Yeah, thats kinda were the "you control what your attacks do" thing kinda falls apart... With that kinda power... But anyway, to the current subject... I honestly don't know if the whole putting someone to sleep, or incapacitating them then killing them would break first law or not.. In all honesty, its very similar to the whole, you use a gust of wind, and knock someone off a building.. In fact, they have an even better chance to survive that then you after you knock them out..
The whole point of the matter... Is they are practically the same thing.. You knock someone off the building, its not you or the magic that kills them.. Its the fall.. But it was your intent to put them in a lethal situation, where they were completely helpless to protect themselves, as they fall to their deaths..
Its just the thought of this, and their similarity that puts me into such bind on the subject...
Consider this.
If you knock someone off a roof with magic, you killed them with magic. Your gust of wind is what propels them off the roof. It means you made the decision when making the wind to kill.

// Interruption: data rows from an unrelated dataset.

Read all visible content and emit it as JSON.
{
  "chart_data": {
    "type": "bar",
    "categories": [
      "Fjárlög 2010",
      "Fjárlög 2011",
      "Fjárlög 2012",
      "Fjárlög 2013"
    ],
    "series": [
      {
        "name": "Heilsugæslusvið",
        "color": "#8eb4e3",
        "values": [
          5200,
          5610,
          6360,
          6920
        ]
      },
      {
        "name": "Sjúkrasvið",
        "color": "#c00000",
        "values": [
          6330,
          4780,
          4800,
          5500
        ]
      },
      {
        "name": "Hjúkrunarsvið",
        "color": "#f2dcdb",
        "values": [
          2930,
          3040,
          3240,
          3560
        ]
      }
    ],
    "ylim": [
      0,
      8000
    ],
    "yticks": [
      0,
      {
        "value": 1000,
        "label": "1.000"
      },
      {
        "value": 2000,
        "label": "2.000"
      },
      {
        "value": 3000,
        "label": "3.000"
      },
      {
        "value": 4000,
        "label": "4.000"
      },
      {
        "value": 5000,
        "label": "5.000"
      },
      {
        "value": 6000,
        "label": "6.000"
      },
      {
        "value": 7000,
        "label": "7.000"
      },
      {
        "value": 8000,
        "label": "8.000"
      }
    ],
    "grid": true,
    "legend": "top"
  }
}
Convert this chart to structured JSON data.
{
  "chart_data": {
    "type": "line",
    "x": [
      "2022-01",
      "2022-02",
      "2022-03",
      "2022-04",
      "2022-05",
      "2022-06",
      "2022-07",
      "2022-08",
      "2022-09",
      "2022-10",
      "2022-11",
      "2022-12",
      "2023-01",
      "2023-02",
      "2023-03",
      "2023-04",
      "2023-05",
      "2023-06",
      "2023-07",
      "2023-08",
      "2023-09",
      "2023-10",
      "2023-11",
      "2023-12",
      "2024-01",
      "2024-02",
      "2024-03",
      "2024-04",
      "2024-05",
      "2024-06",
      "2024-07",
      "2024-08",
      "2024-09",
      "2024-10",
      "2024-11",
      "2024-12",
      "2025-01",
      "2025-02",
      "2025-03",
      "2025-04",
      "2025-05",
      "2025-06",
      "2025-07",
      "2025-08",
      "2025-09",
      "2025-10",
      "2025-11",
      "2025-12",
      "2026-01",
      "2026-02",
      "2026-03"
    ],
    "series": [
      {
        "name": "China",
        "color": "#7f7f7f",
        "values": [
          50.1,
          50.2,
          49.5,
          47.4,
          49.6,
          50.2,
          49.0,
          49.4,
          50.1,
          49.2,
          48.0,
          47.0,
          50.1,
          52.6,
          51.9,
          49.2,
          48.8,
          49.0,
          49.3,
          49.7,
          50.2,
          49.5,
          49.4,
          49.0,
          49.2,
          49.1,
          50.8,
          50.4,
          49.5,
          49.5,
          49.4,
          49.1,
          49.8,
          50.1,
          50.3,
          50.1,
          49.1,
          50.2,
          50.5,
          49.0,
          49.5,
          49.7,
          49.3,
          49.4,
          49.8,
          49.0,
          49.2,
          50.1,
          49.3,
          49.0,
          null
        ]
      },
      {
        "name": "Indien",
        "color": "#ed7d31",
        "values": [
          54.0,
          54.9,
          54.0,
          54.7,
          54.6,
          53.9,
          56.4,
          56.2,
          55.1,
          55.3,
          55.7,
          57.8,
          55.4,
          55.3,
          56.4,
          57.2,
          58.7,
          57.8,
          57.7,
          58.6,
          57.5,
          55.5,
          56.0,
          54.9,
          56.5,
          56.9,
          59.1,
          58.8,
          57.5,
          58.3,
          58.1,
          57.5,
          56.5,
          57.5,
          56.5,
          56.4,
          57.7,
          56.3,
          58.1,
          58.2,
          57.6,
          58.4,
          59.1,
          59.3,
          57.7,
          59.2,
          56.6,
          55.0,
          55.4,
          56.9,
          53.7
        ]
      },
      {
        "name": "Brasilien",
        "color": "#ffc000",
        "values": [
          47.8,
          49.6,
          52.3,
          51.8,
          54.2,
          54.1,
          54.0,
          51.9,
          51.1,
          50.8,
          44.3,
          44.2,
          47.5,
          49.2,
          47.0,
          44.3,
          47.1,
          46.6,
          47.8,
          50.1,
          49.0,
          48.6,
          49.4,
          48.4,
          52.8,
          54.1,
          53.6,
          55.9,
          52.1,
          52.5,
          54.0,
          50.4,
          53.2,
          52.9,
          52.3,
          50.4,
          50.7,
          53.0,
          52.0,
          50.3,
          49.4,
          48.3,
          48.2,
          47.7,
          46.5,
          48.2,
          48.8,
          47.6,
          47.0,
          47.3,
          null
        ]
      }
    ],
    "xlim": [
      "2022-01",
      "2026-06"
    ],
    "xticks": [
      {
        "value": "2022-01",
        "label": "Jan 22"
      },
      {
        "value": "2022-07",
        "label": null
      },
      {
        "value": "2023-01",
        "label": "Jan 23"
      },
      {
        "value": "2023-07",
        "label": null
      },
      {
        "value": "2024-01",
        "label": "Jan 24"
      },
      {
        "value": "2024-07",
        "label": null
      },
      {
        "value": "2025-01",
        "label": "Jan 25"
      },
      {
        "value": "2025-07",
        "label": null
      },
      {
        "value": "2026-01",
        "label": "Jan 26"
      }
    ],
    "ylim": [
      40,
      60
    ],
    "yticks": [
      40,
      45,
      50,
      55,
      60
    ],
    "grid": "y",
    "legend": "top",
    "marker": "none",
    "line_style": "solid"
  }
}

If you knock someone out with magic and then kill them, it is a BLADE that is killing them. Not your magic. The only decision you make when you knock them out is to knock them out.
To some that may seem like a fine line, but it's actually a pretty big difference.
By this line of reasoning, as a GM I would say that if a wizard kills a vampire in an apartment building with magic but the building burns down and kills a few families, whether or not the wizard was thinking about the other people in the building at the time would make the difference on whether they got the law breaker stunt or not.
I will say this again - the laws are not about morality. At all. You could be a really terrible, murdering wizard and not break any laws of magic.
I think some of the confusion here is that a few people are getting the laws mistaken for morality.
The laws exist to keep mortal magic users from turning into monsters - pretty much forces of nature for chaos and destruction. They are not there to keep people from killing each other.